Miss Monk
[The portrait does not appear in the Silvy daybooks in the archives of the National Portrait Gallery. The sitting probably took place between July 1863 and June 1864, the period covered by the missing daybook.]
Given the context of the album - which also includes Silvy portraits of Charles James Monk, his wife and their youngest daughter - this is probably one of Charles Monk’s sisters. Charles's father, James Henry Monk, the Bishop of Gloucester and Bristol, appears on the 1851 census living at Stapleton Palace near Bristol with his wife and three unmarried daughters: Jane (27), Mary (25), and Penelope (22). Mary married the Honourable George Mostyn later that year. The woman seen here in riding habit is possibly one of the other daughters.
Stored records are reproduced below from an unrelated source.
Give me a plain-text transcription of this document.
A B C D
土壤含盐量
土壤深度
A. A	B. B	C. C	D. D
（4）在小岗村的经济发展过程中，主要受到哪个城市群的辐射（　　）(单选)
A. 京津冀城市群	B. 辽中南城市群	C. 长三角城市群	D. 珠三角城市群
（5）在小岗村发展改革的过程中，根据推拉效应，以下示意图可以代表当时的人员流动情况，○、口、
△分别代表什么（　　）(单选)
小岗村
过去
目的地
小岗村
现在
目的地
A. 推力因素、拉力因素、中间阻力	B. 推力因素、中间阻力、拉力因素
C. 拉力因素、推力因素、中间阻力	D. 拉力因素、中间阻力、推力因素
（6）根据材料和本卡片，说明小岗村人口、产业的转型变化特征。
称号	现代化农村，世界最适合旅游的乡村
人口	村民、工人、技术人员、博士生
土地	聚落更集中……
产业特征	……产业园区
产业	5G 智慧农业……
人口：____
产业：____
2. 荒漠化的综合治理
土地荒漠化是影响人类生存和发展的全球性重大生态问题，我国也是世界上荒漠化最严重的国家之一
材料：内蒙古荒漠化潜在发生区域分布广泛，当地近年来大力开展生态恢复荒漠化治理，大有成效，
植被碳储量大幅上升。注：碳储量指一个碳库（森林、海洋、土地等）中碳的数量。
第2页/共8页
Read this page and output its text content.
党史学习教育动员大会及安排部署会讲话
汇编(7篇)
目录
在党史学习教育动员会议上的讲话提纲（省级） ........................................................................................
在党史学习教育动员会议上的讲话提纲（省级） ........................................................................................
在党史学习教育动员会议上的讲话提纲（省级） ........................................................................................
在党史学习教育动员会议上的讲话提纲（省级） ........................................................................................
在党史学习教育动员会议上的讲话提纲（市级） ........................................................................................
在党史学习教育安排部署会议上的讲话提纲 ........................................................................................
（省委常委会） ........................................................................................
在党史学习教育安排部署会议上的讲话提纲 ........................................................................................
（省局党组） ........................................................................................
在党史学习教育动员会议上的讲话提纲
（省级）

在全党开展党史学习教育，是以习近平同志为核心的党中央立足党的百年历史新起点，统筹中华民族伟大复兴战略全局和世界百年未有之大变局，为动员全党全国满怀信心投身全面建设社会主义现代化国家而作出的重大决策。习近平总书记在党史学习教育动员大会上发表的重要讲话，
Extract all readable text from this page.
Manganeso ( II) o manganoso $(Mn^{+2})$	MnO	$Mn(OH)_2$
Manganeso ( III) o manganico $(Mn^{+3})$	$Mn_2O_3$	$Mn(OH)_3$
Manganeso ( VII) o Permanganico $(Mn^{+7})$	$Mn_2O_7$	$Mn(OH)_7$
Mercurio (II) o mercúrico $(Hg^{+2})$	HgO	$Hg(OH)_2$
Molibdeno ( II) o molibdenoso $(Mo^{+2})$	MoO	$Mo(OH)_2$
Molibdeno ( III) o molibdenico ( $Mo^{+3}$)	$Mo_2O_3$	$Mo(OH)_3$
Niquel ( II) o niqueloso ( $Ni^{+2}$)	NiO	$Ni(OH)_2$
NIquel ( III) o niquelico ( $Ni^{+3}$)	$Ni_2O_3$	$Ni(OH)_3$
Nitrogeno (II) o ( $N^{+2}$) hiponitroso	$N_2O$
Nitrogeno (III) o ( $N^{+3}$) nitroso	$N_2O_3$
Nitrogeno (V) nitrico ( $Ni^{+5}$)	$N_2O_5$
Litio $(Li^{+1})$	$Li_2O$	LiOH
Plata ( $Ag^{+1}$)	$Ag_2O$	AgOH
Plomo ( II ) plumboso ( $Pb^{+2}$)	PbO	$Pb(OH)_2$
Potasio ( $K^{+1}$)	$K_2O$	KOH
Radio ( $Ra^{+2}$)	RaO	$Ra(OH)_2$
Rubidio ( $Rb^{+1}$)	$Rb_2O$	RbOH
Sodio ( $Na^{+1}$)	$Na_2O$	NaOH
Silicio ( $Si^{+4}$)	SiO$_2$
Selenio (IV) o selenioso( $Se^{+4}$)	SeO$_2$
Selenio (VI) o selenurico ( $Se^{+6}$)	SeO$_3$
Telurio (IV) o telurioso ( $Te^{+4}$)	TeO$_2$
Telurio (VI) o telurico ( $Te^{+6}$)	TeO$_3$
After the death of Bishop Monk, his widow and the two unmarried daughters, Jane Emily Monk and Penelope Anna Monk, divided their time between Rome and England. When their mother died, the two sisters settled in London.
The younger sister, Penelope Anna Monk, was born at Peterborough in 1829 and never married. She appears on the 1911 census, aged 81, living in Chelsea. She died in Chelsea in 1917, aged 88.
Jane Emily Monk never married either. She died on 2 July 1917, aged 93, at 4 Cadogan Square, Chelsea, leaving an estate valued at over £43,000.